Alors que le mois de mai 1971 se termine, la montagne Sainte-Victoire semble s’embraser sous les reflets flamboyants des rayons du soleil provençal. Au pied du versant sud du massif, sur la commune de Puyloubier, se trouve l’Institution des Invalides de la Légion Etrangère qui est un havre de paix pour ses valeureux guerriers. Il y a plusieurs semaines que Siegfried Freytag, ancien légionnaire, a quitté le service actif et s’est retiré à l’Institut.

En cette fin d’après-midi, Freytag est venu sur la terrasse du Château pour admirer le coucher du soleil. Tout en étant sensible à la beauté du spectacle, il ne peut empêcher ses pensées de se remémorer des souvenirs plus ou moins lointains. Et soudain, il a envie de les classer chronologiquement ! Alors c’est toute sa vie qu’il revit !

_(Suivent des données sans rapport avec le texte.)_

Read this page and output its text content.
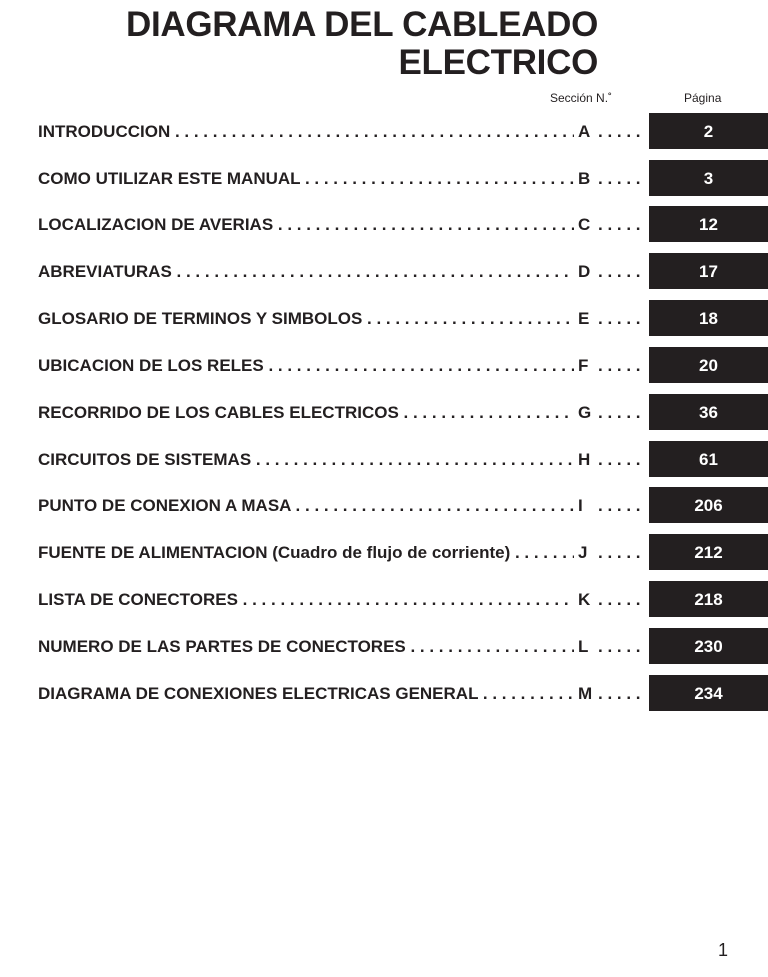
DIAGRAMA DEL CABLEADO
ELECTRICO
Sección N.˚	Página
INTRODUCCION . . .	A . . . . .	2
COMO UTILIZAR ESTE MANUAL . . .	B . . . . .	3
LOCALIZACION DE AVERIAS . . .	C . . . . .	12
ABREVIATURAS . . .	D . . . . .	17
GLOSARIO DE TERMINOS Y SIMBOLOS . . .	E . . . . .	18
UBICACION DE LOS RELES . . .	F . . . . .	20
RECORRIDO DE LOS CABLES ELECTRICOS . . .	G . . . . .	36
CIRCUITOS DE SISTEMAS . . .	H . . . . .	61
PUNTO DE CONEXION A MASA . . .	I . . . . .	206
FUENTE DE ALIMENTACION (Cuadro de flujo de corriente) . . .	J . . . . .	212
LISTA DE CONECTORES . . .	K . . . . .	218
NUMERO DE LAS PARTES DE CONECTORES . . .	L . . . . .	230
DIAGRAMA DE CONEXIONES ELECTRICAS GENERAL . . .	M . . . . .	234
1
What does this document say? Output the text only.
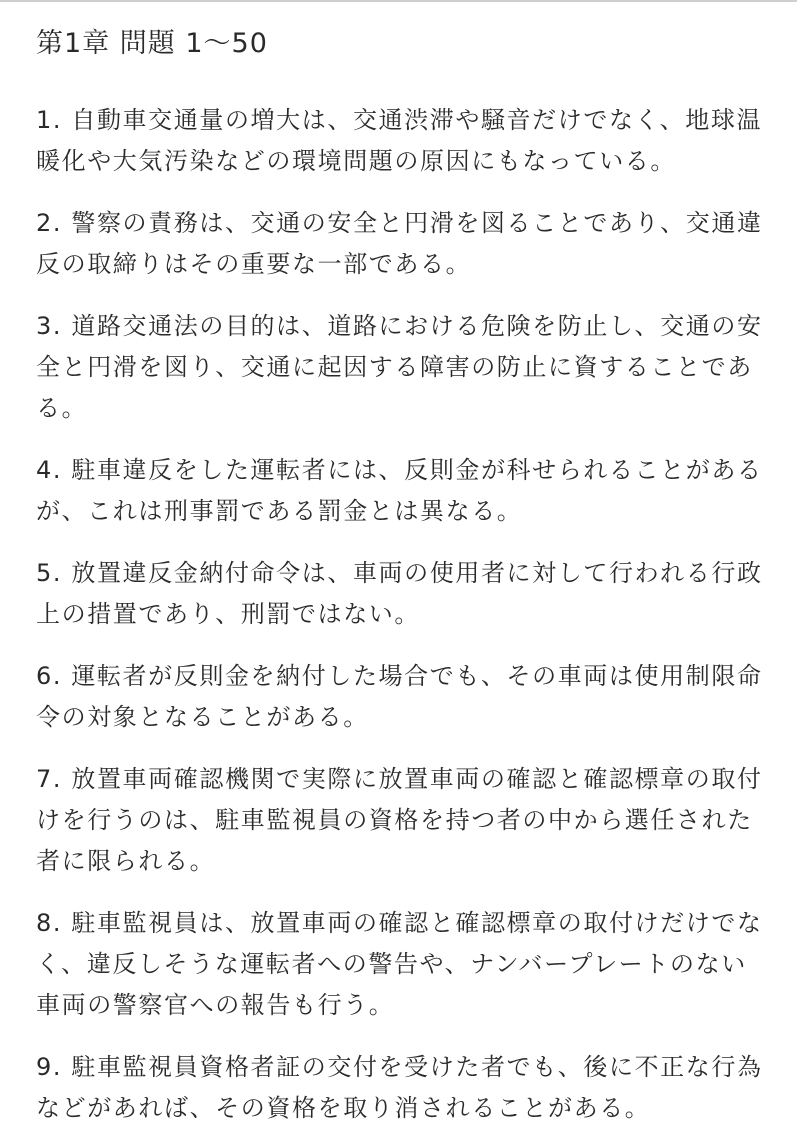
第1章 問題 1〜50
1. 自動車交通量の増大は、交通渋滞や騒音だけでなく、地球温暖化や大気汚染などの環境問題の原因にもなっている。
2. 警察の責務は、交通の安全と円滑を図ることであり、交通違反の取締りはその重要な一部である。
3. 道路交通法の目的は、道路における危険を防止し、交通の安全と円滑を図り、交通に起因する障害の防止に資することである。
4. 駐車違反をした運転者には、反則金が科せられることがあるが、これは刑事罰である罰金とは異なる。
5. 放置違反金納付命令は、車両の使用者に対して行われる行政上の措置であり、刑罰ではない。
6. 運転者が反則金を納付した場合でも、その車両は使用制限命令の対象となることがある。
7. 放置車両確認機関で実際に放置車両の確認と確認標章の取付けを行うのは、駐車監視員の資格を持つ者の中から選任された者に限られる。
8. 駐車監視員は、放置車両の確認と確認標章の取付けだけでなく、違反しそうな運転者への警告や、ナンバープレートのない車両の警察官への報告も行う。
9. 駐車監視員資格者証の交付を受けた者でも、後に不正な行為などがあれば、その資格を取り消されることがある。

Freytag, Siegfried est né le 10 novembre 1919 à Danzig-Langfuhr, en Pologne. Il est le plus jeune des cinq enfants de la famille Freytag dont le père est brasseur. Elevé sévèrement par ses parents, il fait preuve dès son adolescence d’un caractère vif et d‘un esprit ardent. Ayant toujours montré durant sa jeunesse un goût prononcé pour l’aviation, il s’engage en 1938 dans la Luftwaffe (l’armée de l’air allemande).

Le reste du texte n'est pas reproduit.